Verantwortung "aus formalen Gründen" entzogen

Dort macht er sein Wort in Fragen der Stadtentwicklung, diskutiert Asyl-Fragen und den maroden Haushalt – und sieht sich jetzt dem Vorwurf ausgesetzt, er hätte mal besser das Biopsieren geübt, statt Reden zu schwingen. Ex-Kollegen werfen ihm vor, hier fachliche Mängel zu haben.

Krüger widerspricht: Seit dem Ausschluss seines Radiologen-Kollegen aus der Gemeinschaftspraxis vor vier Jahren seien 1.240 Ultraschall-Biopsien, 617 Vakuumsaug-Biopsien und 98 Biopsien unter Röntgenkontrolle „fachgerecht durchgeführt“ worden. Es gibt Ärzte, die winken ab, wollen bei den zuständigen Gremien „massiv“ gegen Krügers Wirken Beschwerde geführt haben. Doch Karin Hamacher, Pressereferentin bei der Kassenärztlichen Vereinigung Nordrehin, muss passen: „Wenn wir an der ärztlichen Qualität von Herrn Dr. K. zweifeln würden, hätten wir das so nicht durchblicken lassen.“

„Das“, damit meint Hamacher den Hinweis in einer offiziellen Stellungnahme, Krüger sei der Posten als Programmverantwortlicher Arzt des Mammografie-Screenings im Jahre 2010 ausschließlich „aus formalen Gründen“ entzogen worden. Dieser formale Grund bestand im Rausschmiss eines damaligen Radiologen-Kollegen aus der Gemeinschaftspraxis.

"Generalstabsmäßig angelegte Intrige" 

Wenn man so will, eine bürokratische Hürde, die Krüger nicht daran hinderte, seinen Job weiterzumachen, weil er dagegen klagte. Erst im Herbst vergangenen Jahres wurde der Fall vom Sozialgericht in Düsseldorf entschieden – zu seinen Ungunsten.

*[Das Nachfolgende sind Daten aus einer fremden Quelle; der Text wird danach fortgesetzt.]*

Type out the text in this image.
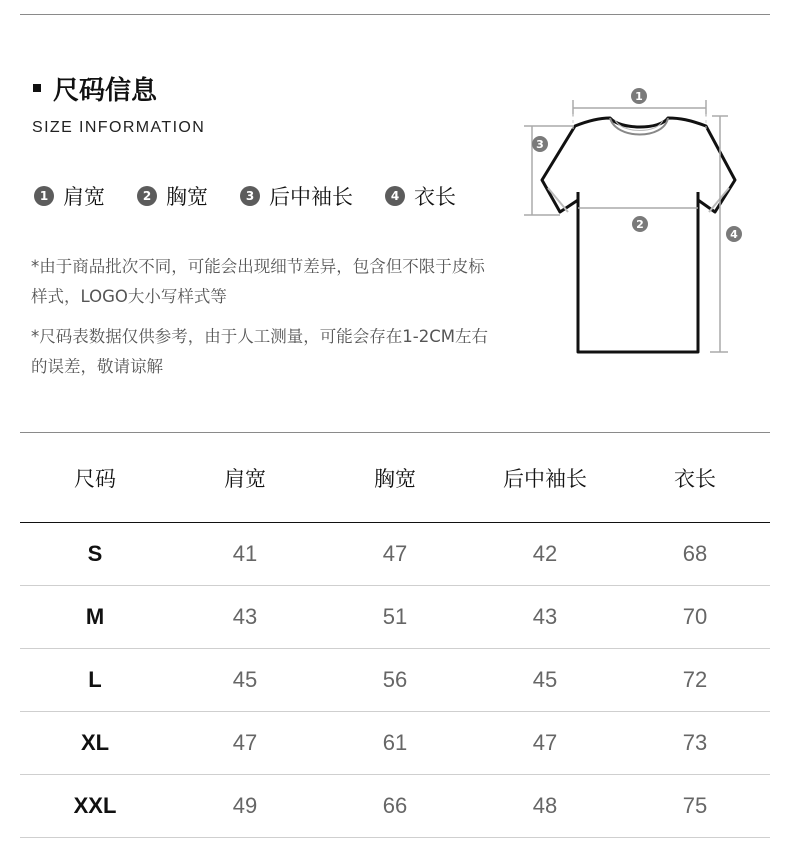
尺码信息
SIZE INFORMATION
1 肩宽	2 胸宽	3 后中袖长	4 衣长
*由于商品批次不同，可能会出现细节差异，包含但不限于皮标样式，LOGO大小写样式等
*尺码表数据仅供参考，由于人工测量，可能会存在1-2CM左右的误差，敬请谅解
1
2
3
4
尺码	肩宽	胸宽	后中袖长	衣长
S	41	47	42	68
M	43	51	43	70
L	45	56	45	72
XL	47	61	47	73
XXL	49	66	48	75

Die Entscheidung fiel zusammen mit einer gescheiterten Erneuerung seiner Zertifizierung durch die Kooperationsgemeinschaft Mammografie. Doch worin genau die dort geltend gemachten Zweifel an der Qualifikation Krügers bestanden, vermag die Kassenärztliche Vereinigung nicht zu sagen.

Gut möglich, dass es um den fehlenden Nachweis Krügers für eine genügend große Anzahl von selbst erstellten Biopsien ging, deren Qualität andere Ärzte in Zweifel ziehen. Möglich aber auch, dass es wieder eher formale Gründe waren, etwa die zu spät weitergeleitete Dokumentation von Fällen an das Referenzzentrum Mammografie am Uniklinikum Münster. Das jedenfalls behauptet Krüger.

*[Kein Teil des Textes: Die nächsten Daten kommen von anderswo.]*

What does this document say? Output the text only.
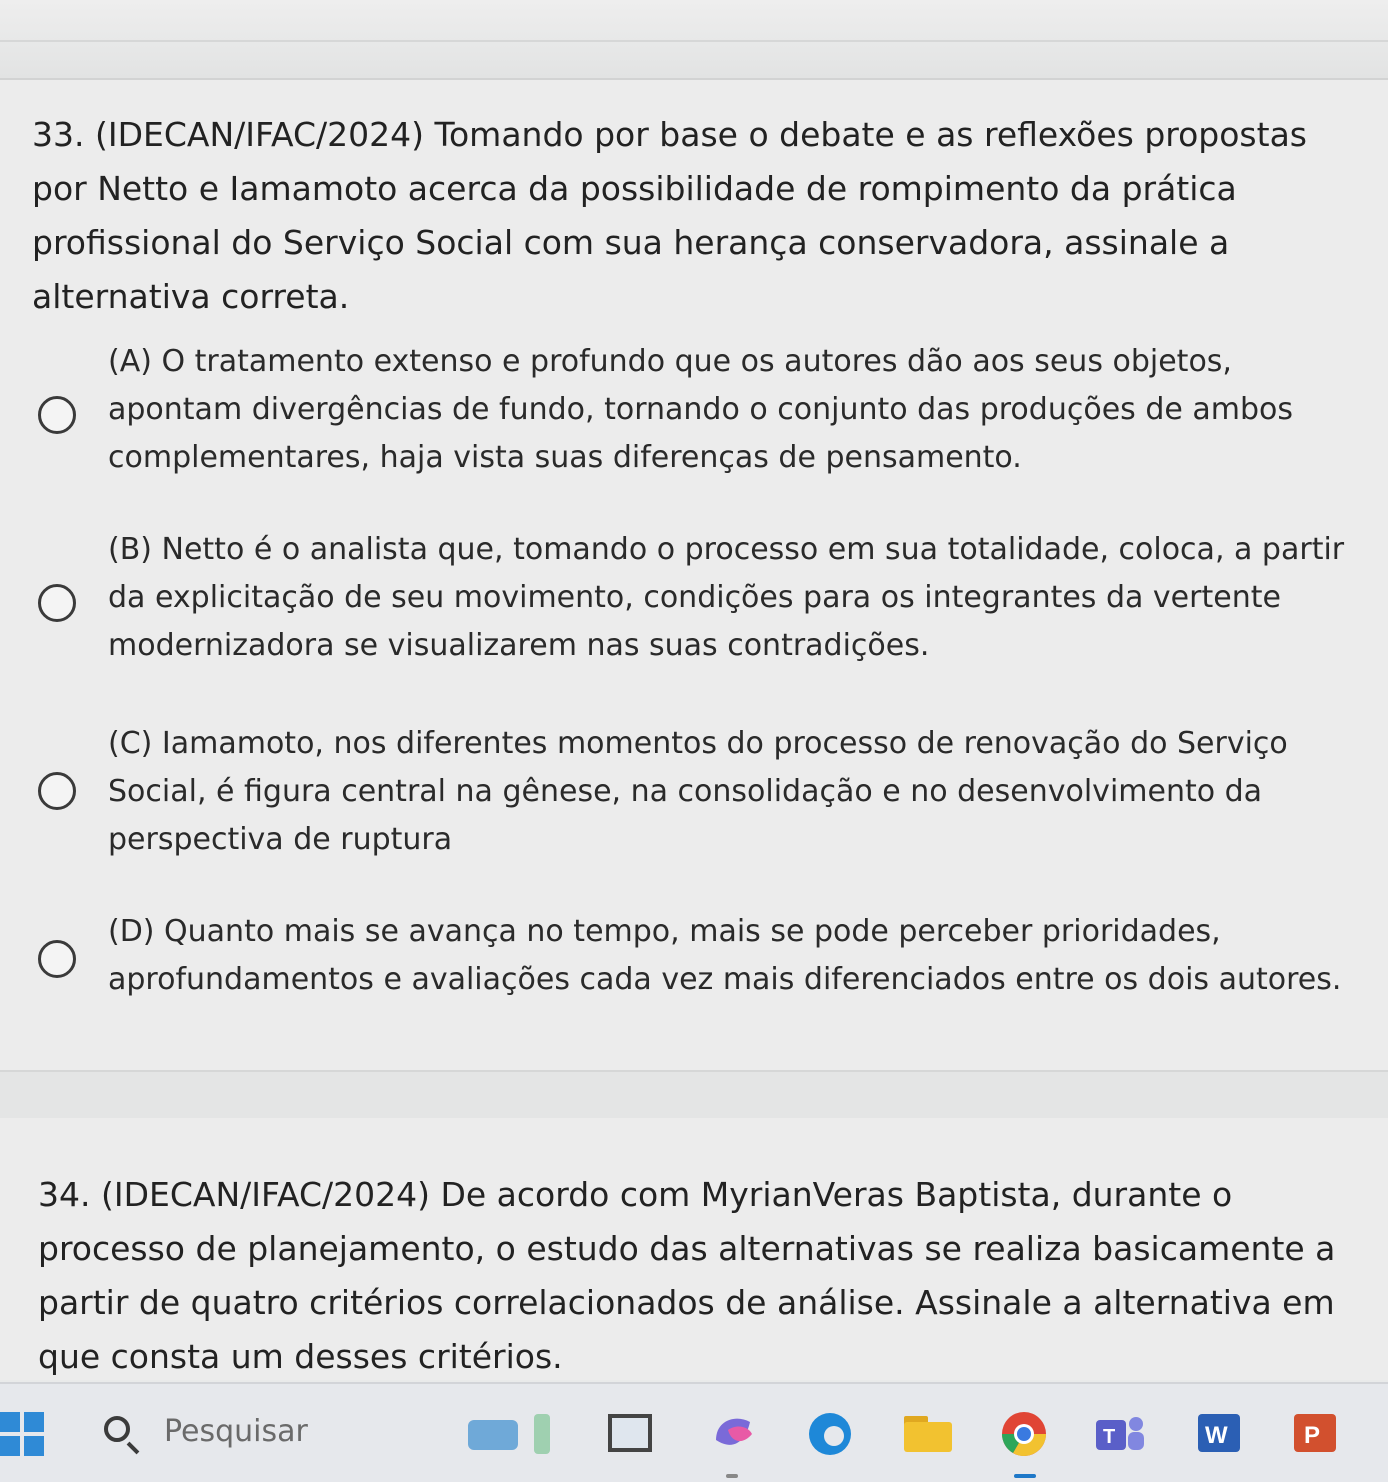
33. (IDECAN/IFAC/2024) Tomando por base o debate e as reflexões propostas por Netto e Iamamoto acerca da possibilidade de rompimento da prática profissional do Serviço Social com sua herança conservadora, assinale a alternativa correta.
(A) O tratamento extenso e profundo que os autores dão aos seus objetos, apontam divergências de fundo, tornando o conjunto das produções de ambos complementares, haja vista suas diferenças de pensamento.
(B) Netto é o analista que, tomando o processo em sua totalidade, coloca, a partir da explicitação de seu movimento, condições para os integrantes da vertente modernizadora se visualizarem nas suas contradições.
(C) Iamamoto, nos diferentes momentos do processo de renovação do Serviço Social, é figura central na gênese, na consolidação e no desenvolvimento da perspectiva de ruptura
(D) Quanto mais se avança no tempo, mais se pode perceber prioridades, aprofundamentos e avaliações cada vez mais diferenciados entre os dois autores.
34. (IDECAN/IFAC/2024) De acordo com MyrianVeras Baptista, durante o processo de planejamento, o estudo das alternativas se realiza basicamente a partir de quatro critérios correlacionados de análise. Assinale a alternativa em que consta um desses critérios.
Pesquisar	T	W	P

So oder so: Den Job als Programmverantwortlicher Arzt des Mammografie-Screening hat im Oktober ein Mülheimer Kollege übernommen, die Lizenz zum Durchleuchten aber blieb Krüger. Der vermutet (s)einen Ex-Kollegen hinter all dem Unbill, eine „generalstabsmäßig angelegte Intrige“, wie er sagt, in deren Zuge elf seiner Mitarbeiter abgeworben wurden. Mit dem Ziel, so glaubt Krüger, ihm am Ende auch die Screening-Lizenz streitig zu machen.

Polarisierende Aussagen von Patientinnen

Denn die Angst der Frauen vor Brustkrebs ist, man muss das so sagen, nicht zuförderst, aber eben auch ein lukratives Geschäft: Bei 20.000 untersuchten Frauen pro Jahr allein in Essen gilt ein Umsatz von zwei Millionen Euro als nicht abwegig.

Und es gibt offenbar Kollegen, die diesen Teil des Gesundheitsmarktes gerne an sich binden würden. Karin Hamacher von der Kassenärztlichen Vereinigung Nordrhein bestätigt: Ja, „es bestanden Bestrebungen von anderer Seite, das Screening zu machen“.

Ob diese nun zum Erfolg führen? Die Beobachter sind hin- und hergerissen zwischen einer Frau aus Mülheim, die nach einem von Krügers Kollegen nicht entdeckten Tumor um ihr Leben fürchtet. Und einer anderen Patientin, die sich gestern per Mail meldete: „Dr. Krüger hat mein Leben gerettet. Hört sich pathetisch an, ist aber die Wahrheit.“

Nur zwei Fälle Krügers – von jährlich 20.000.